Accueil Cyber Un malware Android exploite Hugging Face pour contourner les défenses

Un malware Android exploite Hugging Face pour contourner les défenses

android rat et hugging face

Une campagne Android documentée par Bitdefender révèle une chaîne d’infection rodée, mêlant ingénierie sociale, polymorphisme serveur et abus d’infrastructures légitimes.
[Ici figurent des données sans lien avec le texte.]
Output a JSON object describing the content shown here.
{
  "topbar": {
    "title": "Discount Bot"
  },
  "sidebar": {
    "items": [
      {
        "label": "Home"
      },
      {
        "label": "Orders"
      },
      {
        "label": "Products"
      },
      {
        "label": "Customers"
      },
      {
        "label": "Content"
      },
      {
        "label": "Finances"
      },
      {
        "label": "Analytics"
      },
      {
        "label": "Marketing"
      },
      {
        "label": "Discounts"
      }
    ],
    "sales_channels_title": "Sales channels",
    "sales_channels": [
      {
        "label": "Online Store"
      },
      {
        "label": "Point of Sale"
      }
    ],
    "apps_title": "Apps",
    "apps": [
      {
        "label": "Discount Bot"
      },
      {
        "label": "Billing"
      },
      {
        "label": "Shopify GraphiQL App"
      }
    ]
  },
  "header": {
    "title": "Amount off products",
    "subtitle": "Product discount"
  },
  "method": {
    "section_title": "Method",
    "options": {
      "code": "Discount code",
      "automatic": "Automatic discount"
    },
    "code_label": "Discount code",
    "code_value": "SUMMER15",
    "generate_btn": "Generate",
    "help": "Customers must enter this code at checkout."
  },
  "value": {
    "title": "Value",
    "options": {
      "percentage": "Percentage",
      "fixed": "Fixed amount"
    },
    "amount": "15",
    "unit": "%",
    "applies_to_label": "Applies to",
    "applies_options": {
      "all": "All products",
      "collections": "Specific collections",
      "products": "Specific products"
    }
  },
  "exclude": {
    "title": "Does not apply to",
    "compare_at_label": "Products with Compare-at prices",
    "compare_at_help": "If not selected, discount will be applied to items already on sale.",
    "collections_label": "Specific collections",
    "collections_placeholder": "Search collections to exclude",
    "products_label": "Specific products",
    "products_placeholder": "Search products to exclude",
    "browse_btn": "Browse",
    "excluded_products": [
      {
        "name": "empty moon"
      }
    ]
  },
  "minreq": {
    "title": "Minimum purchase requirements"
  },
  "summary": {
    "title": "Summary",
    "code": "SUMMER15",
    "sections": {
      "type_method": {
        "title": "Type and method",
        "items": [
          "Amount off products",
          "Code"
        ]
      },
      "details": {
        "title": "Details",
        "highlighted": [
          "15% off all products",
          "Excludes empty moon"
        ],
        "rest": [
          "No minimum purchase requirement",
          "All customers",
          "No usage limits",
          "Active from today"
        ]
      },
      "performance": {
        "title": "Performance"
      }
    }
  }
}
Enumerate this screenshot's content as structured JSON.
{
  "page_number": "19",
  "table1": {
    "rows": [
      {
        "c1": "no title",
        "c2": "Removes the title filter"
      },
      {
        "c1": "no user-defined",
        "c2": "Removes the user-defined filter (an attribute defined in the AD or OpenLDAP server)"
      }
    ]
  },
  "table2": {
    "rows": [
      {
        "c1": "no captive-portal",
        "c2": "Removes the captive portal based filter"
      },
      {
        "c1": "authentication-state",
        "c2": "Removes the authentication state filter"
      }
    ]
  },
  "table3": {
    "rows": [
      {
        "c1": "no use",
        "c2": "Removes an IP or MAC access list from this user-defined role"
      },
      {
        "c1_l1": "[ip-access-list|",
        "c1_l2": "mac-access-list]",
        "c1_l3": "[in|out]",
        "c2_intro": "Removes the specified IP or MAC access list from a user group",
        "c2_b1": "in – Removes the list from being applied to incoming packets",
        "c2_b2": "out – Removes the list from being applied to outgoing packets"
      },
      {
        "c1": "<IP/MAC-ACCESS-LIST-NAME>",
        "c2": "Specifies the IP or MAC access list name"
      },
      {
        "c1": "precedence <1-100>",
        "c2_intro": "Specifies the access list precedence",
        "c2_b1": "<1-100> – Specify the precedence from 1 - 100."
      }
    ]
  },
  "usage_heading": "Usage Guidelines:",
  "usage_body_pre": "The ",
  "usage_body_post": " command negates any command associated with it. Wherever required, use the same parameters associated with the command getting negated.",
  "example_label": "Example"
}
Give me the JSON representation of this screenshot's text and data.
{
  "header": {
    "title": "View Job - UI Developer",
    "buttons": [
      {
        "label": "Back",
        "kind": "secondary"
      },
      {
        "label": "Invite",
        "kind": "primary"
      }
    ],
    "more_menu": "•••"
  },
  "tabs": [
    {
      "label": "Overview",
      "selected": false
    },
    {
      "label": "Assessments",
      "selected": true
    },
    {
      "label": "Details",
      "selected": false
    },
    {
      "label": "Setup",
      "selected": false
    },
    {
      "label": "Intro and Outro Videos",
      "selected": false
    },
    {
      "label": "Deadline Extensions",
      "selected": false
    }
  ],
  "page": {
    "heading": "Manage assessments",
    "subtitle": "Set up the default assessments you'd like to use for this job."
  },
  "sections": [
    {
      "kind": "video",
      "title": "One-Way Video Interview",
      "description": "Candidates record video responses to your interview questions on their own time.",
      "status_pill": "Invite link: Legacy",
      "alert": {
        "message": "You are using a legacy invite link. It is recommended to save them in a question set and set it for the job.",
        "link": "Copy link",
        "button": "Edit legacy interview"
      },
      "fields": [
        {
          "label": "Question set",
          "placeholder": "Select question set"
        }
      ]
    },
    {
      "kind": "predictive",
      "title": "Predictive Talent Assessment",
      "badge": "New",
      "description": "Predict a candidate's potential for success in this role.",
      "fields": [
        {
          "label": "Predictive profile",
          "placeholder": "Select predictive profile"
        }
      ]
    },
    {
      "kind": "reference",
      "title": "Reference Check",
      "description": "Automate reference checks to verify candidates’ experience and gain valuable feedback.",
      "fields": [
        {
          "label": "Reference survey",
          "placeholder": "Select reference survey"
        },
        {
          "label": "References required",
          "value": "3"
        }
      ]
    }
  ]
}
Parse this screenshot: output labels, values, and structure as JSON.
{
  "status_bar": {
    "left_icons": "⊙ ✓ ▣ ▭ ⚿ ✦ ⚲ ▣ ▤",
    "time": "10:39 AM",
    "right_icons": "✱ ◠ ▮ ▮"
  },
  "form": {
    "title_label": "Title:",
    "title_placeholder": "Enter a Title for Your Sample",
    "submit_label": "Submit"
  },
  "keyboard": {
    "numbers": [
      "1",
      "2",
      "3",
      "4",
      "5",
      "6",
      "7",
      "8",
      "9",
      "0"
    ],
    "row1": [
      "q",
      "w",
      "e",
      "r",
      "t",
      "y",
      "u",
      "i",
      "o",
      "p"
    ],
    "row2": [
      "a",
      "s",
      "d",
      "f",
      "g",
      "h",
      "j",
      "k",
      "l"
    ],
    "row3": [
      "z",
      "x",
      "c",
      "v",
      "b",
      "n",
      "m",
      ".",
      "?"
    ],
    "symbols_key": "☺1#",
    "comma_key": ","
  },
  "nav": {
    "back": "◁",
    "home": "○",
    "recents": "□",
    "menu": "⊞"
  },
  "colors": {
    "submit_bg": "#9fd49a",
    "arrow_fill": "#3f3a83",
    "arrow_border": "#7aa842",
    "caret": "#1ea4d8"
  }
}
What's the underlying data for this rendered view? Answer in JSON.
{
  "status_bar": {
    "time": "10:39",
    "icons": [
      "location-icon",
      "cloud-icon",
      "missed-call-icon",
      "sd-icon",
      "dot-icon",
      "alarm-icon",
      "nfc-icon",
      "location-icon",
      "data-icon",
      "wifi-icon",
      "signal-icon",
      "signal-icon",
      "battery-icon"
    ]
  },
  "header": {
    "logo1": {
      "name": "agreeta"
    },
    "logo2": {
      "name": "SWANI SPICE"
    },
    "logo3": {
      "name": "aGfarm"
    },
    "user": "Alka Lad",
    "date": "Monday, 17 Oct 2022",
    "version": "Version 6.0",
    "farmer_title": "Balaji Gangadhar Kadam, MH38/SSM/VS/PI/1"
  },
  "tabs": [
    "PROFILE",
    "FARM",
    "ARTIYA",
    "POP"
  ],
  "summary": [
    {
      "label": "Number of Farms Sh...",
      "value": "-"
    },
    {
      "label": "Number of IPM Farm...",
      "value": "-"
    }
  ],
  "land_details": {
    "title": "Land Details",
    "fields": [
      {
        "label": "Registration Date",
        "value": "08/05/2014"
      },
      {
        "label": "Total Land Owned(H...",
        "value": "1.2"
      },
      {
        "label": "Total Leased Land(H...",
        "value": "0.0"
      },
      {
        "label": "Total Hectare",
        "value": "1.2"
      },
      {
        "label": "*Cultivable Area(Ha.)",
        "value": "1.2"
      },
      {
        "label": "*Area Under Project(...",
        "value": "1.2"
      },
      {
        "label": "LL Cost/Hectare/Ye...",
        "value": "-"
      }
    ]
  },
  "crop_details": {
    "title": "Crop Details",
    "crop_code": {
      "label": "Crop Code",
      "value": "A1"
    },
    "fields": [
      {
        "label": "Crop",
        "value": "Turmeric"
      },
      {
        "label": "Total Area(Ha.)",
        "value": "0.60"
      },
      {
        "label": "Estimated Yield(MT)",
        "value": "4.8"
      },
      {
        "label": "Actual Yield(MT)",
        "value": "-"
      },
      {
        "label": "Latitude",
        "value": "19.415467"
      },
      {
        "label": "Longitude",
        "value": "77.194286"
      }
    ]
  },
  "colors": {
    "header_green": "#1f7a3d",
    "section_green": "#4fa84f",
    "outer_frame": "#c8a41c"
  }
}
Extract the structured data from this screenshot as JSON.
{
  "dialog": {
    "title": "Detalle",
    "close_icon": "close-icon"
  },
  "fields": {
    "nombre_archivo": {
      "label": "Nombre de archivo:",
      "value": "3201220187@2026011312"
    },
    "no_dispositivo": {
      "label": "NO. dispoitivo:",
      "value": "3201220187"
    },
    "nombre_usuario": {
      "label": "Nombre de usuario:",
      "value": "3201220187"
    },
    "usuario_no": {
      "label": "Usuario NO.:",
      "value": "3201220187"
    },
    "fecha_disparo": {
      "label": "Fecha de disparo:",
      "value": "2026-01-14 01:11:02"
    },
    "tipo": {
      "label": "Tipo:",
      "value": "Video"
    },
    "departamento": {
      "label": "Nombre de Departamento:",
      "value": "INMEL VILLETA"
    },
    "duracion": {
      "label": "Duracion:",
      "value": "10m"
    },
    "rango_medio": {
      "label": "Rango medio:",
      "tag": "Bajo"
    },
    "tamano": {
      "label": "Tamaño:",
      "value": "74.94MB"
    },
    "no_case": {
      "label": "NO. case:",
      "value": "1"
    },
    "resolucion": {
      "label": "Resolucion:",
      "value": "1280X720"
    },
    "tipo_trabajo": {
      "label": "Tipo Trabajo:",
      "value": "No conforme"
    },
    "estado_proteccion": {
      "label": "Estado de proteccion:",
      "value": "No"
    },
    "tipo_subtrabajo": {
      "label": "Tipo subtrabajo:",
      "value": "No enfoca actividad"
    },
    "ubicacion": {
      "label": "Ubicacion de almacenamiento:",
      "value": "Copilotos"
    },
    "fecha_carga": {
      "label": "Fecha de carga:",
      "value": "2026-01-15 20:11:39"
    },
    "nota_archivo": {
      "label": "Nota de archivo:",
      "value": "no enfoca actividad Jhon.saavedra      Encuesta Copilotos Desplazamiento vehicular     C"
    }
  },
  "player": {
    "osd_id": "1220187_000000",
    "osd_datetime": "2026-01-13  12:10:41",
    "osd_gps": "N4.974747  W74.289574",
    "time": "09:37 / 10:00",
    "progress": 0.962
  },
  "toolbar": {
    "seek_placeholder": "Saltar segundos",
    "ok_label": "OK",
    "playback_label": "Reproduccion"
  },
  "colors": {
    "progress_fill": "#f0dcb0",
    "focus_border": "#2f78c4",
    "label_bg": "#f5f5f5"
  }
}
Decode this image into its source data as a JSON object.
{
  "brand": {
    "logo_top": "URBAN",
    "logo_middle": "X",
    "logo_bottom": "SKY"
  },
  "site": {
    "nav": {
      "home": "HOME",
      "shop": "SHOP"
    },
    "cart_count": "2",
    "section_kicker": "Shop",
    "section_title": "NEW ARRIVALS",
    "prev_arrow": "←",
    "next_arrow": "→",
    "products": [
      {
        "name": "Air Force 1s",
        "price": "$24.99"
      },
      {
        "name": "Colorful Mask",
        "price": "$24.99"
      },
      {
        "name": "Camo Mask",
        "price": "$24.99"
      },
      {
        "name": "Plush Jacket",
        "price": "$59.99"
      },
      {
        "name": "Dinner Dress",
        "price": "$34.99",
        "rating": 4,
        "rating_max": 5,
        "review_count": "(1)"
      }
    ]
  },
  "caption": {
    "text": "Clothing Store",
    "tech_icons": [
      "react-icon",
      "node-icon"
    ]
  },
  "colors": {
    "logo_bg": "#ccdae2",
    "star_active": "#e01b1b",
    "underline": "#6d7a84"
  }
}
En s’appuyant sur Hugging Face pour héberger ses charges utiles, l’opération parvient à déployer des milliers de variantes de malwares tout en restant sous les radars.

Une infection pensée pour inspirer confiance

Le point d’entrée repose sur une application Android baptisée TrustBastion. Présentée comme une solution de sécurité gratuite capable de détecter arnaques, SMS frauduleux, phishing et malwares, elle se diffuse via des messages alarmistes incitant à protéger un téléphone prétendument compromis. Une fois installée manuellement, l’application ne révèle aucune fonctionnalité dangereuse immédiate : elle agit comme un simple dropper.
Très rapidement, l’utilisateur est confronté à une demande de mise à jour indispensable pour continuer à utiliser le service. Les visuels imitent fidèlement les dialogues de mise à jour Google Play et Android, un choix qui maximise l’adhésion et limite la méfiance.

Hugging Face comme relais de diffusion

La particularité de la campagne se joue au moment du téléchargement de la charge malveillante. Plutôt que d’héberger directement un APK depuis une infrastructure suspecte, le dropper contacte un point d’accès chiffré lié à trustbastion[.]com. Le serveur ne renvoie pas le fichier, mais une page HTML contenant une redirection vers un dépôt Hugging Face, où l’APK final est hébergé.
Cette approche permet de tirer parti de la réputation d’une plateforme largement utilisée par la communauté du machine learning. Les flux issus de domaines de confiance sont moins susceptibles d’être bloqués, et la distribution des charges malveillantes s’en trouve facilitée.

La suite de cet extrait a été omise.